Laut der UN-Mission in Afghanistan sind letztes Jahr 2412 Zivilisten im Krieg zwischen den Besatzern und der Gegnern getötet worden. Für die insgesamt um 14 Prozent angestiegene Zahl der Opfer sollen den Vereinten Nationen zufolge in rund zwei Drittel der Fälle die Taliban und andere Gruppen des Widerstands verantwortlich sein, während rund 25 Prozent der Toten durch Kampfeinsätze der NATO ums Leben kamen. Die übrigen Opfer ließen sich laut UNAMA keiner Konfliktpartei zuordnen.

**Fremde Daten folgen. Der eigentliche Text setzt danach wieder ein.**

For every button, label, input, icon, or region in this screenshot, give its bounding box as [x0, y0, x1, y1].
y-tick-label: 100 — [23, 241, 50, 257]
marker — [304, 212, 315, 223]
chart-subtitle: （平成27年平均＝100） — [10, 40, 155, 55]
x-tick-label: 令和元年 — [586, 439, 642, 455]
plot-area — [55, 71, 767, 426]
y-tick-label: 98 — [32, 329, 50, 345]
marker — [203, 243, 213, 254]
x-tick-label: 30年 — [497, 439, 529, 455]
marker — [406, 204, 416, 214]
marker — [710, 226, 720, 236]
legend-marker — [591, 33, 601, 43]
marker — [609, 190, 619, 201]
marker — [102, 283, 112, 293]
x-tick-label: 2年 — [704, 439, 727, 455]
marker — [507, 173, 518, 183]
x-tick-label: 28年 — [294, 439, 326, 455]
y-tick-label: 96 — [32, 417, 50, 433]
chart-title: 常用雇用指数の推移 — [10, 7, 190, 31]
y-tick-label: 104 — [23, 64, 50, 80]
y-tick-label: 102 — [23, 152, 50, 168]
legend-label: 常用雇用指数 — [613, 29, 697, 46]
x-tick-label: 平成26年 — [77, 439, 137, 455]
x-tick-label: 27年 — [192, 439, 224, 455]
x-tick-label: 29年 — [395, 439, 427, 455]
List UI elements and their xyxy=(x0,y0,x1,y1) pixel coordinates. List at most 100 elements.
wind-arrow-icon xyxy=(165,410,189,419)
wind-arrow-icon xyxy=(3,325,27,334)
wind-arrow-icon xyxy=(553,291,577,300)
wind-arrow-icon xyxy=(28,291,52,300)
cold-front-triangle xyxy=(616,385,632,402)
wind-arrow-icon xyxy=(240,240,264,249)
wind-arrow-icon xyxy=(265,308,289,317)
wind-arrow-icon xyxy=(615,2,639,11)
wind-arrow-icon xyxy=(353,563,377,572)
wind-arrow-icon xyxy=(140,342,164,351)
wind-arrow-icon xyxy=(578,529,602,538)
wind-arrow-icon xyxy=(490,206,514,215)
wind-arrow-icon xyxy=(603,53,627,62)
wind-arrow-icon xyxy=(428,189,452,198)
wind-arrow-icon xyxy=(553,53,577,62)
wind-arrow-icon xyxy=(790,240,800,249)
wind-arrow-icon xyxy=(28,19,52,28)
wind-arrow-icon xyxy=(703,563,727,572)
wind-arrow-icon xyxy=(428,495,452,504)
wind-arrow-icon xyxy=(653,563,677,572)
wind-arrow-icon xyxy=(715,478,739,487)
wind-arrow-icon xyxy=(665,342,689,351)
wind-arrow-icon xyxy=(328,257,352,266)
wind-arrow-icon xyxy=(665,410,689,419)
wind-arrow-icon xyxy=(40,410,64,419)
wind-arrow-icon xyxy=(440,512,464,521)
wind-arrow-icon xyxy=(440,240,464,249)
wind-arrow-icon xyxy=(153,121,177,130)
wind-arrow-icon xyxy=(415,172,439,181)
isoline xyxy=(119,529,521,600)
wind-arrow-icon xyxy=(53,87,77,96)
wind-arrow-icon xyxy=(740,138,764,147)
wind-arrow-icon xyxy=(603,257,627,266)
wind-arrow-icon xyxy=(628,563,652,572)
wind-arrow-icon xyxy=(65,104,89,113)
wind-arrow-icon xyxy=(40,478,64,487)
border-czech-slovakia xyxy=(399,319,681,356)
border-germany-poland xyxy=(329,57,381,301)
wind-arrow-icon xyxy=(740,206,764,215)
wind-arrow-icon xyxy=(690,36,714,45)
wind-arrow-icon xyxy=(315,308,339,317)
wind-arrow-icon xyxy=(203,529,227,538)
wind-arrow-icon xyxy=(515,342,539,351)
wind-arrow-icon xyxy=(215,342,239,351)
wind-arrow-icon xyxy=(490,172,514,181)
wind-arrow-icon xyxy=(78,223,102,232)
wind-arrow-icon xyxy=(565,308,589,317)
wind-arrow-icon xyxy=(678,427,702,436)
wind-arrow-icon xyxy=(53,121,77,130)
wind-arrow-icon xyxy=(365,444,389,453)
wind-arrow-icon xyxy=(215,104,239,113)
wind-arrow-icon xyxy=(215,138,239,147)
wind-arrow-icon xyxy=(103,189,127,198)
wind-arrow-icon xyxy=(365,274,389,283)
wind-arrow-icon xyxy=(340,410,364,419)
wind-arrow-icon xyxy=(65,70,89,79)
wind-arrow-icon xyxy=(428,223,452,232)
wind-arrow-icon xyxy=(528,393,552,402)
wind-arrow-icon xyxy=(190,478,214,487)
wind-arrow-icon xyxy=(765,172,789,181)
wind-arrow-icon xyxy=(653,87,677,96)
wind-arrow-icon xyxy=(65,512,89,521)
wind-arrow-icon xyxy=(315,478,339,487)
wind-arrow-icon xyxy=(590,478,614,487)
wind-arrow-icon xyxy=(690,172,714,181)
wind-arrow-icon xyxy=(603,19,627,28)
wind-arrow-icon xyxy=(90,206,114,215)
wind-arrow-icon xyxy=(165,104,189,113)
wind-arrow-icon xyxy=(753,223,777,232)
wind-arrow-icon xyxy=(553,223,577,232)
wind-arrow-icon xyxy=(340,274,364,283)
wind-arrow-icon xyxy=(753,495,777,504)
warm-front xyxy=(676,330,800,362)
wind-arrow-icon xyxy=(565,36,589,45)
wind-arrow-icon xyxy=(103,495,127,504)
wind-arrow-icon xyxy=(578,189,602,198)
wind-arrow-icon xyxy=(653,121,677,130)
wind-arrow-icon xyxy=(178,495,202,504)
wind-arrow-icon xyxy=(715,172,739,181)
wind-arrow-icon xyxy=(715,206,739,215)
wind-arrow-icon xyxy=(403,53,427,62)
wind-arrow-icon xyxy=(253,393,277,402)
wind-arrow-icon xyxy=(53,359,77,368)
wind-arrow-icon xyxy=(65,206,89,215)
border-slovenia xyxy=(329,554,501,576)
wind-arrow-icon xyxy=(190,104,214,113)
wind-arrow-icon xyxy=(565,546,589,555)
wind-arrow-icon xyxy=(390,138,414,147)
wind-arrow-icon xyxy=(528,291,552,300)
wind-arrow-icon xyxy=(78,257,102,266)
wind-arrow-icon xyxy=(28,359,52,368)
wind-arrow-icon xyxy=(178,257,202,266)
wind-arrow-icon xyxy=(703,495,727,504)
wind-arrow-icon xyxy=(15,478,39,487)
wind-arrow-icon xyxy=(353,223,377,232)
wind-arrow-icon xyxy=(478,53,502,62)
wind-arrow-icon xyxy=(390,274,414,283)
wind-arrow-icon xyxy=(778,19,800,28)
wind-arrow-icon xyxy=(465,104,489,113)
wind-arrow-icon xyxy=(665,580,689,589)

Die bis auf die letzte Stelle genaue Gesamtzahl der zivilen Kriegsopfer ist schon deshalb in Frage zu stellen, weil die United Nations Assistance Mission in Afghanistan (UNAMA) die zivile Seite der Besatzungspolitik repräsentiert und sich in ihren Informationen maßgeblich auf Angaben der Kabuler Regierung, der NATO und der internationalen Hilfsorganisationen beruft. So wurden Behauptungen der NATO, bei ihren Angriffen Taliban getötet zu haben, häufig durch Angaben von Überlebenden gekontert, die ein ganz anderes Bild der Ereignisse vermittelten. Wo es keine Überlebenden gibt oder deren Informationen aus politischen Gründen unterdrückt werden, fallen auch keine zivilen Kriegsopfer an.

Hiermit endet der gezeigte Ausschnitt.